Last July, Dr Ahmad R. Kirmani published the following article the same day he defended his PhD. He has worked with Quantum Dot Solar Cells at the King Abdullah University of Science and Technology (Saudi Arabia), on a work I invited him to discuss here: Molecular Doping of the Hole-Transporting Layer for Efficient, Single-Step-Deposited Colloidal Quantum Dot Photovoltaics. This paper deals with a way to block a back-flow of photogenerated electrons, care band-bending issues in n-i-p architecture thin film photovoltaics and enhance the efficiency of these solar cells.
What are Quantum Dot Solar Cells?
Quantum dot solar cells (QDSCs) work almost the same way as Perovskite or Dye Sensitized solar cells: an active material produces excitons when illuminated. These excitons are then separated and the carriers are collected by hole and electron transport layers to generate a current. Here the active material used is composed of quantum dots. These are nanoscale semiconductors endowed with the quantum size effect, which allows their bandgap to be tuned by changing the size of the dots.
The efficiency of QDSC has recently reached 10%, that is comparable to organic solar cells.
Quantum dots are semiconducting particles that have the exceptional particularity to have finite energies.
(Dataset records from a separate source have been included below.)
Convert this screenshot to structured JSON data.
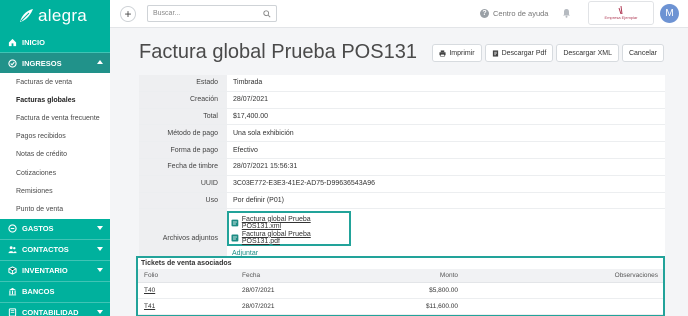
{
  "brand": {
    "name": "alegra",
    "accent": "#00b19d",
    "highlight": "#22a39a"
  },
  "sidebar": {
    "inicio": "INICIO",
    "ingresos": "INGRESOS",
    "ingresos_items": [
      "Facturas de venta",
      "Facturas globales",
      "Factura de venta frecuente",
      "Pagos recibidos",
      "Notas de crédito",
      "Cotizaciones",
      "Remisiones",
      "Punto de venta"
    ],
    "selected_item": "Facturas globales",
    "sections": [
      "GASTOS",
      "CONTACTOS",
      "INVENTARIO",
      "BANCOS",
      "CONTABILIDAD"
    ]
  },
  "topbar": {
    "search_placeholder": "Buscar...",
    "help_label": "Centro de ayuda",
    "company_name": "Empresa Ejemplar",
    "avatar_initial": "M"
  },
  "page": {
    "title": "Factura global Prueba POS131",
    "buttons": {
      "print": "Imprimir",
      "pdf": "Descargar Pdf",
      "xml": "Descargar XML",
      "cancel": "Cancelar"
    }
  },
  "details": [
    {
      "label": "Estado",
      "value": "Timbrada"
    },
    {
      "label": "Creación",
      "value": "28/07/2021"
    },
    {
      "label": "Total",
      "value": "$17,400.00"
    },
    {
      "label": "Método de pago",
      "value": "Una sola exhibición"
    },
    {
      "label": "Forma de pago",
      "value": "Efectivo"
    },
    {
      "label": "Fecha de timbre",
      "value": "28/07/2021 15:56:31"
    },
    {
      "label": "UUID",
      "value": "3C03E772-E3E3-41E2-AD75-D99636543A96"
    },
    {
      "label": "Uso",
      "value": "Por definir (P01)"
    }
  ],
  "attachments": {
    "label": "Archivos adjuntos",
    "files": [
      "Factura global Prueba POS131.xml",
      "Factura global Prueba POS131.pdf"
    ],
    "add_link": "Adjuntar"
  },
  "tickets": {
    "title": "Tickets de venta asociados",
    "columns": [
      "Folio",
      "Fecha",
      "Monto",
      "Observaciones"
    ],
    "rows": [
      {
        "folio": "T40",
        "fecha": "28/07/2021",
        "monto": "$5,800.00",
        "obs": ""
      },
      {
        "folio": "T41",
        "fecha": "28/07/2021",
        "monto": "$11,600.00",
        "obs": ""
      }
    ]
  }
}
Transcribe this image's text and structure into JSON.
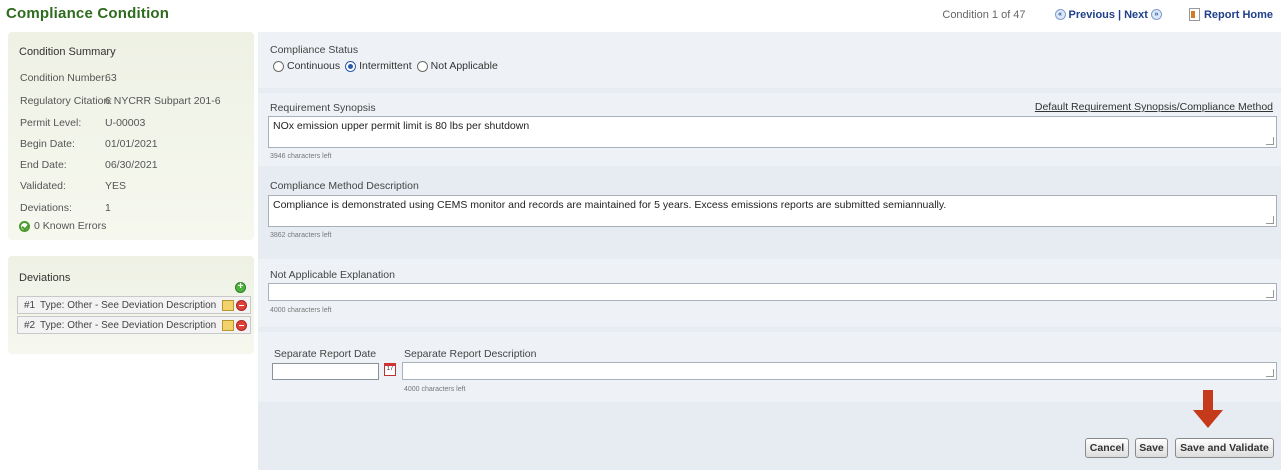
{
  "header": {
    "title": "Compliance Condition",
    "counter": "Condition 1 of 47",
    "prev_label": "Previous",
    "separator": "|",
    "next_label": "Next",
    "home_label": "Report Home"
  },
  "summary": {
    "title": "Condition Summary",
    "rows": [
      {
        "label": "Condition Number:",
        "value": "63"
      },
      {
        "label": "Regulatory Citation:",
        "value": "6 NYCRR Subpart 201-6"
      },
      {
        "label": "Permit Level:",
        "value": "U-00003"
      },
      {
        "label": "Begin Date:",
        "value": "01/01/2021"
      },
      {
        "label": "End Date:",
        "value": "06/30/2021"
      },
      {
        "label": "Validated:",
        "value": "YES"
      },
      {
        "label": "Deviations:",
        "value": "1"
      }
    ],
    "errors": "0 Known Errors"
  },
  "deviations": {
    "title": "Deviations",
    "items": [
      {
        "num": "#1",
        "text": "Type: Other - See Deviation Description"
      },
      {
        "num": "#2",
        "text": "Type: Other - See Deviation Description"
      }
    ]
  },
  "compliance_status": {
    "label": "Compliance Status",
    "options": [
      "Continuous",
      "Intermittent",
      "Not Applicable"
    ],
    "selected": "Intermittent"
  },
  "requirement": {
    "label": "Requirement Synopsis",
    "link": "Default Requirement Synopsis/Compliance Method",
    "value": "NOx emission upper permit limit is 80 lbs per shutdown",
    "chars_left": "3946 characters left"
  },
  "method": {
    "label": "Compliance Method Description",
    "value": "Compliance is demonstrated using CEMS monitor and records are maintained for 5 years. Excess emissions reports are submitted semiannually.",
    "chars_left": "3862 characters left"
  },
  "na_explanation": {
    "label": "Not Applicable Explanation",
    "value": "",
    "chars_left": "4000 characters left"
  },
  "separate_report": {
    "date_label": "Separate Report Date",
    "date_value": "",
    "calendar_text": "17",
    "desc_label": "Separate Report Description",
    "desc_value": "",
    "chars_left": "4000 characters left"
  },
  "actions": {
    "cancel": "Cancel",
    "save": "Save",
    "save_validate": "Save and Validate"
  },
  "colors": {
    "title_green": "#2e6b1f",
    "panel_bg": "#eef1e4",
    "main_bg": "#e6ecf2",
    "arrow": "#c53a1a"
  }
}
This is allowed by their very small size that is below the Exciton Bohr radius. In the article Ahmad proposed, solar cells are composed of Colloidal Quantum Dots that are easy to process and fabricate
Starting with a few ideas
The article presented can actually be seen as an extension of another article: Remote Molecular Doping of Colloidal Quantum Dot Photovoltaics. In this first part of the work, Ahmad introduced a platform to dope colloidal QD solids, that can be used as absorber layers in solar cells. He explains his ideas referring to the QD community:
To go very briefly in the historical aspect, colloidal quantum dots doping started in a very comprehensive manner, by a few researchers around the globe. Scientists begun with the introduction of dopants inside of the lattice of the quantum dots, or decorating the surface of the nanocrystal. However neither these applications, nor these proceedings made it into realistic solar devices.
After having considered all of this, his idea in the first article was to introduce a novel protocol for doping quantum dots that could have been used directly in QDSCs.
In fact, once the quantum dot absorber layer was processed, he deposited a dopant solution on top of the cell:
In this follow-up study, the paper published a couple of weeks ago about the molecular doping of the hole transporter, I have expanded the applcation gamut of the remote doping scheme to the more modern, higher-efficiency archticture, mimicing the current standards of the thin film photovoltaics. We fabricated n-i-p cells, the device architecture employ the molecular dopants to effectively p-dope the hole transporter, pushing its expect of a doping technique. In essence, doing so removes the unfavourable ‘kink’ in the energy bands near the hole-collecting junction, allowing smoother charge flow and more efficient charge-collection. Our efforts finally result in an optimally doped hole-transporter and enhanced device performances!
We believe that the challenge Ahmad addressed will soon be faced by the perovskite community and that they can draw on the experience we present here. The significance of Ahmad’s study was justified a few days ago, as Alba Pellaroque from Prof. Henry Snaith’s group at Oxford University published a paper employing these molecular dopants to cure similar interfacial band bending issues in the n-i-p perovskite solar cells.
A stability issue?
Doping the quantum dot solar cells is easy in the way that quantum dots are all inorganic.
I definitely think that in the case of perovskite, this is currently a problem. The use of organic material as the hole transport layer, Spiro-O-Me-TAD, leads to many issues. People tried to use undoped spiro, but it never worked and led to low devices performances. The current strategy is tu use lithium-doped Spiro. Importantly, Spiro is hygroscopic and hence the perovskite photovoltaics faces stability concerns. I strongly believe that this thin organic hole transporter is a barrier to the development of the perovskite technology. A switch to inorganic hole-transporters, such as those based on quantum dots, might be a game-changer for thin-film photovoltaics!
Organic materials are not known to be very stable. We previously showed stability concerns with <Organic and Perovskite Solar Cells, mostly due to organic materials. Future will tell us if Ahmad’s vision is right!
To conclude, the doping that has been achieved in colloidal quantum dots could be transposed to perovskite techniques if scientists first find a solution to current issues with these devices. That may increase their efficiency, and the use of 100% inorganic materials could enhance the stability of perovskites.